Then we went home and I had a shower. It was pretty amazing.

For dinner Tjahaja, Juliana and myself went to Jamoeran Rumah Makan a restaurant specialising in Jamur = Mushrooms. Juliana had ordered food on the drive over so when we arrived the food was already on the table for us to eat. We had chicken skewers satay (Sate Jamur) Rp 8 500


Tongseng Jamur (soup) Rp 7 000 – this was great!


Jamur Crispy (deep fried) Rp 9 000


Jamur Asam (Sour) Manis (Sweet) Rp 9 000


Here's a photo Tjahaja took of me eating:


Tjahaja won’t let me pay for anything when I'm a guest in his house. I could definitely get used to this!

Here's some photos taken of Juliana and myself and the three of us together:

LC__Juliana_ Juliana_LC__Tjaharja

There were also a lot of photos taken of me with the staff which is always fun. Slept early and well tonight.

Friday 17 August - Borobudur Temple, Yogyakarta & Batik

Today is Indonesia’s Independence Day where they celebrated independence from Japan. In the morning Tjahaja helped me plan my next stops in Java to get back to Bali. I couldn’t get through to my friend, Mitch I’d met in Jakarta so I just booked what I could and hoped I’d hear from him soon.

Tjahaja and I had breakfast at a warung (small restaurant) food cart called Karunia Jaya (Mbok Joyo) - the most popular place that sells Nasi Pecel in Magelang. Nasi Pecel with veggies, rice and tofu Rp 5 000:


Then we went to pick up some boxes from the other Nevo store in Magelang that Tjahaja owns. He also has a store in Yogyakarta. There were markets on the street and I met a customer of the store, his wife and daughter – they were waiting for the store to open at 09:00. Magelang is a town that has a lot of business and trade along with government jobs. It’s a really great place and a good vibe – especially after Jakarta.

After breakfast we visited one of Tjaharja’s high school friends, Joko who runs a home stay and travel company, Joglo Tour & Travel (Joglo = Traditional Roof) just opposite the Borobudur Temple. I wish I’d known about the great tours that Joko runs before I’d decided to book my next part of my trip. I really wanted to learn how to make tofu, pottery, attend a wedding etc with the local villagers. Next time… 

Next Tjaharja and I walked across the road to see the biggest Buddhist temple in the world, Borobudur Temple. It cost me US$20 to enter (tourist price) and Tjahaja only Rp 30 000 – quite a difference!


Borobudur Temple was built in the 8th century and is World Heritage listed.


“Boro” = Temple/Shrine from Sanskrit “Byara” and “Budur” = above the hill from Balinese “Boduhur”

Here's me out the front of the temple - we all had to wear a sarong, not sure why really as it was shorter than my dress...

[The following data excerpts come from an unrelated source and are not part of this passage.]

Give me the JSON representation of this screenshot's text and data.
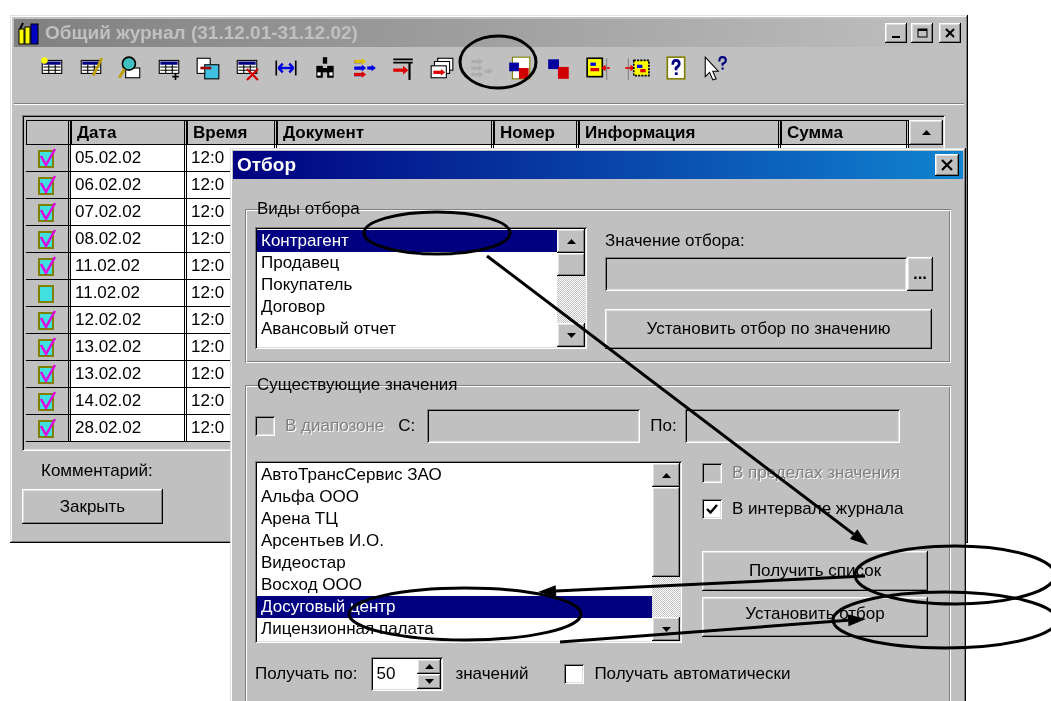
{
  "main_window": {
    "title": "Общий журнал (31.12.01-31.12.02)",
    "toolbar": [
      {
        "disabled": false
      },
      {
        "disabled": false
      },
      {
        "disabled": false
      },
      {
        "disabled": false
      },
      {
        "disabled": false
      },
      {
        "disabled": false
      },
      {
        "disabled": false
      },
      {
        "disabled": false
      },
      {
        "disabled": false
      },
      {
        "disabled": false
      },
      {
        "disabled": false
      },
      {
        "disabled": true
      },
      {
        "disabled": false
      },
      {
        "disabled": false
      },
      {
        "disabled": false
      },
      {
        "disabled": false
      },
      {
        "disabled": false
      },
      {
        "disabled": false
      }
    ],
    "table": {
      "columns": [
        "Дата",
        "Время",
        "Документ",
        "Номер",
        "Информация",
        "Сумма"
      ],
      "rows": [
        {
          "posted": true,
          "date": "05.02.02",
          "time": "12:0"
        },
        {
          "posted": true,
          "date": "06.02.02",
          "time": "12:0"
        },
        {
          "posted": true,
          "date": "07.02.02",
          "time": "12:0"
        },
        {
          "posted": true,
          "date": "08.02.02",
          "time": "12:0"
        },
        {
          "posted": true,
          "date": "11.02.02",
          "time": "12:0"
        },
        {
          "posted": false,
          "date": "11.02.02",
          "time": "12:0"
        },
        {
          "posted": true,
          "date": "12.02.02",
          "time": "12:0"
        },
        {
          "posted": true,
          "date": "13.02.02",
          "time": "12:0"
        },
        {
          "posted": true,
          "date": "13.02.02",
          "time": "12:0"
        },
        {
          "posted": true,
          "date": "14.02.02",
          "time": "12:0"
        },
        {
          "posted": true,
          "date": "28.02.02",
          "time": "12:0"
        }
      ]
    },
    "comment_label": "Комментарий:",
    "close_button": "Закрыть"
  },
  "dialog": {
    "title": "Отбор",
    "filter_types": {
      "legend": "Виды отбора",
      "items": [
        {
          "label": "Контрагент",
          "selected": true
        },
        {
          "label": "Продавец",
          "selected": false
        },
        {
          "label": "Покупатель",
          "selected": false
        },
        {
          "label": "Договор",
          "selected": false
        },
        {
          "label": "Авансовый отчет",
          "selected": false
        }
      ],
      "value_label": "Значение отбора:",
      "value_field": {
        "disabled": true
      },
      "browse_button": "...",
      "apply_value_button": "Установить отбор по значению"
    },
    "existing_values": {
      "legend": "Существующие значения",
      "range_checkbox": {
        "label": "В диапозоне",
        "checked": false,
        "disabled": true
      },
      "from_label": "С:",
      "from_field": {
        "disabled": true
      },
      "to_label": "По:",
      "to_field": {
        "disabled": true
      },
      "items": [
        {
          "label": "АвтоТрансСервис ЗАО",
          "selected": false
        },
        {
          "label": "Альфа ООО",
          "selected": false
        },
        {
          "label": "Арена ТЦ",
          "selected": false
        },
        {
          "label": "Арсентьев И.О.",
          "selected": false
        },
        {
          "label": "Видеостар",
          "selected": false
        },
        {
          "label": "Восход ООО",
          "selected": false
        },
        {
          "label": "Досуговый центр",
          "selected": true
        },
        {
          "label": "Лицензионная палата",
          "selected": false
        }
      ],
      "options": [
        {
          "label": "В пределах значения",
          "checked": false,
          "disabled": true
        },
        {
          "label": "В интервале журнала",
          "checked": true,
          "disabled": false
        }
      ],
      "get_list_button": "Получить список",
      "apply_button": "Установить отбор",
      "fetch_label": "Получать по:",
      "fetch_count": "50",
      "fetch_unit": "значений",
      "auto_checkbox": {
        "label": "Получать автоматически",
        "checked": false,
        "disabled": false
      }
    }
  }
}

There were 2 million pieces of stone to make and put together in a really interesting T-shape fit.

Tjahaja and I watched the 20 minute video that said it would take about 5 hours to walk the whole 2km circle around the temple. It didn’t take us that long. The temple was impressive to see and the carvings in particular are wonderful:



It’s just very touristy. I had thought it would be more of a spiritual experience more than a money-making one. As soon as I walked through the entry point, various locals were trying to sell me/us tours, umbrellas (it was quite hot), water, trinkets, photos and more. It was a bit overwhelming.

watching_over fish

It was good to see but I’m not sure if it’s worth the admission price to be heckled pretty much the whole time you’re in the gates of the park. 


There's little Buddhas in each of these domes


If you can touch their hands it's meant to bring luck and prosperity. My arms couldn't reach:


Here's some of the views:



Here's the view of where you enter/walk up the temple:


There was also this renovation info on display explaining the process: the ash covering the temple, the dry and wet cleaning, ash removal, removing and repairing of the floor, and the final conditioning:


We also checked out the museum



and then walked through the massive markets to the car over the road. We drove to Yogyakarta passed the Mendut temple where I just took a photo when we drove past:


When Tjahaja and I were driving, I was able to ask him what a lot of the signage/advertising meant. Some of them I'd been tryint to work out and wasn't getting anywhere. Most of them I found out were for cigarettes. SO many people smoke over here, actually pretty much everyone. And in public places as well like restaurants and buses – in front of kids and others – it’s a bit shocking for me as a health-conscious non-smoker. Tjahaja told me that Indonesia is the second biggest cigarette consumer in the world – China is first.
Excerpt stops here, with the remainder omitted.